Student-to-student advice on everything from what to wear to how to impress the attending physician
Know what to expect in every core rotation: medicine, surgery, pediatrics, obstetrics and gynecology, neurology, psychiatry, and emergency medicine
Advice on presenting cases to attendings
How-to guides for common procedures
High-yield facts on the diagnosis and treatment of common diseases
Sample patient notes, clipboard and note-card patient templates
Updated student ratings of popular clinical handbooks, reviews, and texts
Customer Reviews: Good For the Abbreviations When you are on the wards the SOAP notes and Progress Notes have many abbreviations. This book was helpful in teaching some common abbreviations used on the floor. The book also gave some general information and tips that were very helpful. I recommend the book.
Good to have best thing about it is the review of what other books to buy in the back of it. Good to read before a clerkship starts. Certaintly not even close to complete, but I felt more confident going into clerkships and the familiar format as first aid step 1.
make me a very good start as an intern I bought this book before I enter my internship. I found this book very down to earth and practical. You can use it as an framework to guide your reading and also can use it as a guide book for your rotation in every department.
Good resource, but possibly redundant I agree with the other reviewers that when it comes time for each rotation, you probably will end up turning to more focused review books in each specialty.
On the other hand, if you are disciplined enough, this is a great quick read to do before each rotation. It'd be much harder to finish Step-up or impossible to read to Washington Guide in a weekend for internal med! The hard part is motivating yourself to sit down and work during your golden weekend!
Also, I find myself frequently getting bogged down in the nitty-gritty during each rotation and forgetting to get a big picture overview. It's great to read uptodate all the time, but the shelf exams don't really care about the most recent meta-analysis on prophylactic antibiotics for pancreatitis, for example. This is a good book to give you a quick broad-picture overview and make sure you know your basics.

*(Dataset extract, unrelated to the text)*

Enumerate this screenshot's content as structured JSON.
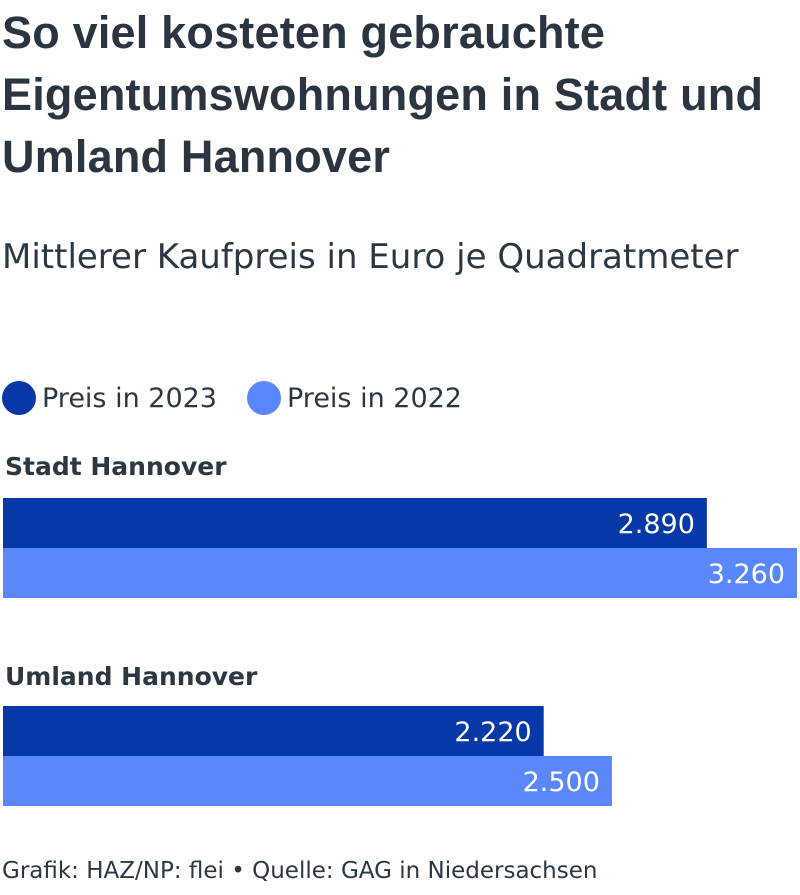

I decided to write this review to give the book credit b/c right now I am doing an Emed rotation without having rotated in Peds. First aid for the wards is giving me just what I need - a QUICK reference on peds. I'm probably going to re-read the surgery part to review abdominal complaints. And maybe the ObGyn part too if I have time.
So, yes, you will get this info in other books. But it is useful. It covers 7 specialties, so even if you don't read three of the sections, you're paying about 10 dollars per specialty. It's up to you if that's worth it.
Oh yeah, other nice perks that I haven't found elsewhere are their "ward tips" sections for each specialty - it tell you the general structure, what attendings expect, etc. Also, at the end it has a database of references/books. This is similar to the back part of First aid for USMLE I. I found it useful to see what other books are out there and how they are rated.
I'd save the money for other titles. I didnt find this book very useful. You'll end up needing to buy the individual books for each rotation, so i'd save the cash and buy those instead. This book really dosent contain much that those dont. I went out and bought it at the start of rotations, looked at it briefly, and shelfed it. There just isnt time to use multiple sources to study. I'd recomend a specific book like Step up or Blueprints for each rotation along with a question book like MKSAP.